Eating for a long life
Put these 10 foods on your grocery list every week and you’ll up your chances of living a longer, healthier, happier life! So says Dr. Joel Fuhrman, M.D.
- Green Leafy Vegetables (e.g. kale, collard and mustard greens, spinach, lettuce)
- Cruciferous Vegetables (e.g. broccoli, cauliflower, Brussels sprouts, cabbage)
- Seeds (e.g. flax, chia, hemp, sesame, sunflower, pumpkin)
- Nuts (e.g. walnuts, pistachios, pine nuts, almonds)
I don’t usually do lists because there is often too much info in those sorts of posts to take in. Instead, I’ve spun a bunch of stories around many of these foods individually. Check out the links to my posts on the above list, if you have time. I hope my info and recipes have encouraged a few of you to try some healthy food options that may have been new to you.
Liking healthy foods
Especially, I hope you and your family have found new ways to actually “like” the new foods you’ve discovered!

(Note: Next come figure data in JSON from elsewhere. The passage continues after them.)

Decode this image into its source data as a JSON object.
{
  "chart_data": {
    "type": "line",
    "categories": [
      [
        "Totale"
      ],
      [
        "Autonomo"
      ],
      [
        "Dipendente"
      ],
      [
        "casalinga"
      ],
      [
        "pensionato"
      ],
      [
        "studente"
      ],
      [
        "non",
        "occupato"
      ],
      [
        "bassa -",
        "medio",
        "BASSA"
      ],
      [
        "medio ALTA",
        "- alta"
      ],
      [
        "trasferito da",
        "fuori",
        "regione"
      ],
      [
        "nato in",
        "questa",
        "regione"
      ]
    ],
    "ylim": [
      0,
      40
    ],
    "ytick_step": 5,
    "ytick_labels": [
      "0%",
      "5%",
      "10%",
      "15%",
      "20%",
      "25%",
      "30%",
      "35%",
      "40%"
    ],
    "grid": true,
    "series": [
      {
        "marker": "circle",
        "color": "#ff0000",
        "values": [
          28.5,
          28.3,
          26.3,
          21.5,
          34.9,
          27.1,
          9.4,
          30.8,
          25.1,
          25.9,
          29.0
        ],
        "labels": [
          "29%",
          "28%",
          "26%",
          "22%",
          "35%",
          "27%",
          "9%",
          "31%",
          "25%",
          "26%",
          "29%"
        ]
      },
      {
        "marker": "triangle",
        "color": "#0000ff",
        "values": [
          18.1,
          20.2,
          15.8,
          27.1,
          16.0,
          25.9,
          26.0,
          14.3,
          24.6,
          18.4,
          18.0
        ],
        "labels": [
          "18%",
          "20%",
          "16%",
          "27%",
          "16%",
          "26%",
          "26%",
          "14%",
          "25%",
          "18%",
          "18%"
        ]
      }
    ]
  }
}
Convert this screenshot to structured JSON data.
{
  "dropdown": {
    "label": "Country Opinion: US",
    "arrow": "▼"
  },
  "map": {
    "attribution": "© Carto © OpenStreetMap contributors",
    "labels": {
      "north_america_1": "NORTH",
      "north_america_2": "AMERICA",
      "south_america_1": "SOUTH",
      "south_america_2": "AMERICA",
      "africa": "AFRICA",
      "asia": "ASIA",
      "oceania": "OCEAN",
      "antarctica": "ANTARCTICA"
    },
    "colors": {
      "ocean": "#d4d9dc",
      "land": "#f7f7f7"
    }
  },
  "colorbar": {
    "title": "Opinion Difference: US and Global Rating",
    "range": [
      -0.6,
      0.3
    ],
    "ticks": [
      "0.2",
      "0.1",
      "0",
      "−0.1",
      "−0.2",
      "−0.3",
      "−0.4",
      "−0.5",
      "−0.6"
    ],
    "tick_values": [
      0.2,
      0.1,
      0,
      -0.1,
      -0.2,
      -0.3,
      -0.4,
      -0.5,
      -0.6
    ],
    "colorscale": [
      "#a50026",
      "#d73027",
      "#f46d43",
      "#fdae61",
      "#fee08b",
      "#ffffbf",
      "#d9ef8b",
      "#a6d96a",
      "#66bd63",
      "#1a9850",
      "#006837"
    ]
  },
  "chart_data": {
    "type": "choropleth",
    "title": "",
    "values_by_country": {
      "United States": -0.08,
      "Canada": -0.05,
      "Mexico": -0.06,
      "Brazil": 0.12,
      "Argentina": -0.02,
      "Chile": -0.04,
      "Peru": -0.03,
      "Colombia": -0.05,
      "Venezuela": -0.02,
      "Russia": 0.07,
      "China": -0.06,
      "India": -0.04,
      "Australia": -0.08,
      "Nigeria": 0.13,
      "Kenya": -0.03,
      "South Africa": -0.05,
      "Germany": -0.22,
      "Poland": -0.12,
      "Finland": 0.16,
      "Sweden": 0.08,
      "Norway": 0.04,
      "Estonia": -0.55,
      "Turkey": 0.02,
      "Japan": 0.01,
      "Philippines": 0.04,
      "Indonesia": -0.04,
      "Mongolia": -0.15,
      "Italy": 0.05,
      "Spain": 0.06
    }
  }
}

As I’ve traveled this road to better health with you, I’ve learned plenty of nutrition tricks, myself. Some newbies for me have been pomegranates, chia, kale, and beans (yes, I never used to like these pasty veggies until I learned about hummus and the spicy black ones). Both of these beany dishes are now family favorites.
I’m still learning how to like kale better… it’s a tough sell for me. But as it ends up on the very top of the list of nutrient-dense foods, kale is worth learning to love more. See Vinny’s recipe for this kale recipe here 🙂.
Dr. Joel Fuhrman
All this has recently been brought home to me by a link I stumbled upon today: Dr. Joel Fuhrman’s site. Fuhrman is a medical doctor who was once a champion figure skater, taken out of contention by an injury. He’s spun a career out of promoting good nutrition, with several books and even a TV program to his credit.
Fuhrman doesn’t believe in diets. However, he’d like people to include more of these nutrient-dense foods in their daily fare… which means leaving out other foods that are just plain bereft of nutrients. Well, changing what you like to eat (and how much) is a “diet,” regardless of what you might want to call it. Only once you learn to like, even crave, the healthy foods that make up your daily meals can you safely remove the “diet” word from your food choices.
In the opinion of Dr. Fuhrman: “Unrefined plant foods should make up the bulk of your diet…[It’s obvious that] fruits and vegetables score highest on the nutrient density scale in terms of concentration of nutrients per calorie.”
This advice mirrors that of Michael Pollan and Dr. Mike Morano, two experts I’ve relied on in the past. I’m hoping by focusing on Fuhrman’s list of best food options, I’ll be able to kick my ailing meal plans back onto the right path… the one that leads to healthy eating!